Business owners should develop a recovery plan for their business by taking the following precautions:

  • Include emergency preparedness information in company newsletters, company intranet, employee emails or other company communication tools.
  • Consider a telephone calling tree or a voice recording to communicate with employees during an emergency.
  • Designate an out-of-town number where employees can leave an, “I’m okay” message during a catastrophic disaster.
  • If you have employees with disabilities or functional needs, talk with them about what their needs may be during a disaster.
  • Plan for payroll continuity.
  • Review and practice what you and your employees intend to do during and after an emergency.
  • Establish facility shutdown procedures.
  • Establish warning and evacuation procedures.
  • Make plans for assisting employees who may need transportation.
  • Make plans for communicating with employees' families before and after a hurricane.
  • Purchase a NOAA Weather Radio with a warning alarm tone and battery backup.

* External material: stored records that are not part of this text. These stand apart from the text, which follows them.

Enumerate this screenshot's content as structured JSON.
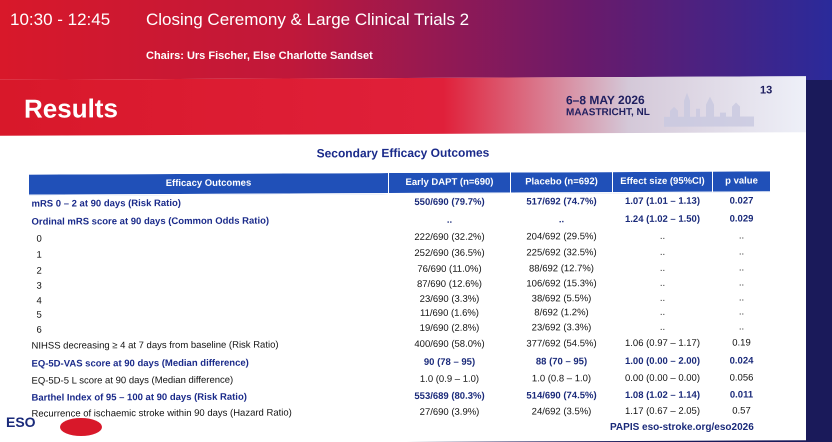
{
  "session": {
    "time": "10:30 - 12:45",
    "title": "Closing Ceremony & Large Clinical Trials 2",
    "chairs": "Chairs: Urs Fischer, Else Charlotte Sandset"
  },
  "slide": {
    "title": "Results",
    "conference_dates": "6–8 MAY 2026",
    "conference_place": "MAASTRICHT, NL",
    "slide_number": "13",
    "table_title": "Secondary Efficacy Outcomes",
    "colors": {
      "accent": "#d8182a",
      "table_header": "#2050b8",
      "text_blue": "#1a2a8a"
    }
  },
  "table": {
    "headers": [
      "Efficacy Outcomes",
      "Early DAPT (n=690)",
      "Placebo (n=692)",
      "Effect size (95%CI)",
      "p value"
    ],
    "rows": [
      {
        "label": "mRS 0 – 2 at 90 days (Risk Ratio)",
        "dapt": "550/690 (79.7%)",
        "placebo": "517/692 (74.7%)",
        "effect": "1.07 (1.01 – 1.13)",
        "p": "0.027",
        "bold": true,
        "indent": false
      },
      {
        "label": "Ordinal mRS score at 90 days (Common Odds Ratio)",
        "dapt": "..",
        "placebo": "..",
        "effect": "1.24 (1.02 – 1.50)",
        "p": "0.029",
        "bold": true,
        "indent": false
      },
      {
        "label": "0",
        "dapt": "222/690 (32.2%)",
        "placebo": "204/692 (29.5%)",
        "effect": "..",
        "p": "..",
        "bold": false,
        "indent": true
      },
      {
        "label": "1",
        "dapt": "252/690 (36.5%)",
        "placebo": "225/692 (32.5%)",
        "effect": "..",
        "p": "..",
        "bold": false,
        "indent": true
      },
      {
        "label": "2",
        "dapt": "76/690 (11.0%)",
        "placebo": "88/692 (12.7%)",
        "effect": "..",
        "p": "..",
        "bold": false,
        "indent": true
      },
      {
        "label": "3",
        "dapt": "87/690 (12.6%)",
        "placebo": "106/692 (15.3%)",
        "effect": "..",
        "p": "..",
        "bold": false,
        "indent": true
      },
      {
        "label": "4",
        "dapt": "23/690 (3.3%)",
        "placebo": "38/692 (5.5%)",
        "effect": "..",
        "p": "..",
        "bold": false,
        "indent": true
      },
      {
        "label": "5",
        "dapt": "11/690 (1.6%)",
        "placebo": "8/692 (1.2%)",
        "effect": "..",
        "p": "..",
        "bold": false,
        "indent": true
      },
      {
        "label": "6",
        "dapt": "19/690 (2.8%)",
        "placebo": "23/692 (3.3%)",
        "effect": "..",
        "p": "..",
        "bold": false,
        "indent": true
      },
      {
        "label": "NIHSS decreasing ≥ 4 at 7 days from baseline (Risk Ratio)",
        "dapt": "400/690 (58.0%)",
        "placebo": "377/692 (54.5%)",
        "effect": "1.06 (0.97 – 1.17)",
        "p": "0.19",
        "bold": false,
        "indent": false
      },
      {
        "label": "EQ-5D-VAS score at 90 days (Median difference)",
        "dapt": "90 (78 – 95)",
        "placebo": "88 (70 – 95)",
        "effect": "1.00 (0.00 – 2.00)",
        "p": "0.024",
        "bold": true,
        "indent": false
      },
      {
        "label": "EQ-5D-5 L score at 90 days (Median difference)",
        "dapt": "1.0 (0.9 – 1.0)",
        "placebo": "1.0 (0.8 – 1.0)",
        "effect": "0.00 (0.00 – 0.00)",
        "p": "0.056",
        "bold": false,
        "indent": false
      },
      {
        "label": "Barthel Index of 95 – 100 at 90 days (Risk Ratio)",
        "dapt": "553/689 (80.3%)",
        "placebo": "514/690 (74.5%)",
        "effect": "1.08 (1.02 – 1.14)",
        "p": "0.011",
        "bold": true,
        "indent": false
      },
      {
        "label": "Recurrence of ischaemic stroke within 90 days (Hazard Ratio)",
        "dapt": "27/690 (3.9%)",
        "placebo": "24/692 (3.5%)",
        "effect": "1.17 (0.67 – 2.05)",
        "p": "0.57",
        "bold": false,
        "indent": false
      }
    ]
  },
  "footer": {
    "logo": "ESO",
    "text": "PAPIS   eso-stroke.org/eso2026"
  }
}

  • Survey your facility. Make plans to protect outside equipment and structures.
  • Check if your phone system will work without electricity. If not, have at least one phone line that can operate without electricity.
  • Make plans to protect windows. Permanent storm shutters offer the best protection. Covering windows with plywood is a second option.
  • Consider the need for backup systems such as portable pumps to remove floodwater and generators to provide emergency power.
  • Prepare to move records, computers and other items within your facility or to another location.
  • Consider how to recover any digital data if there is a significant power outage or if computers and servers are damaged. Keep tax and payroll records, records of inventory and essential information at an alternate site.
  • Establish an alternate operating location and back-up suppliers.
  • Maintain three to five days of inventory. If a disaster occurs, the loss isn’t as great.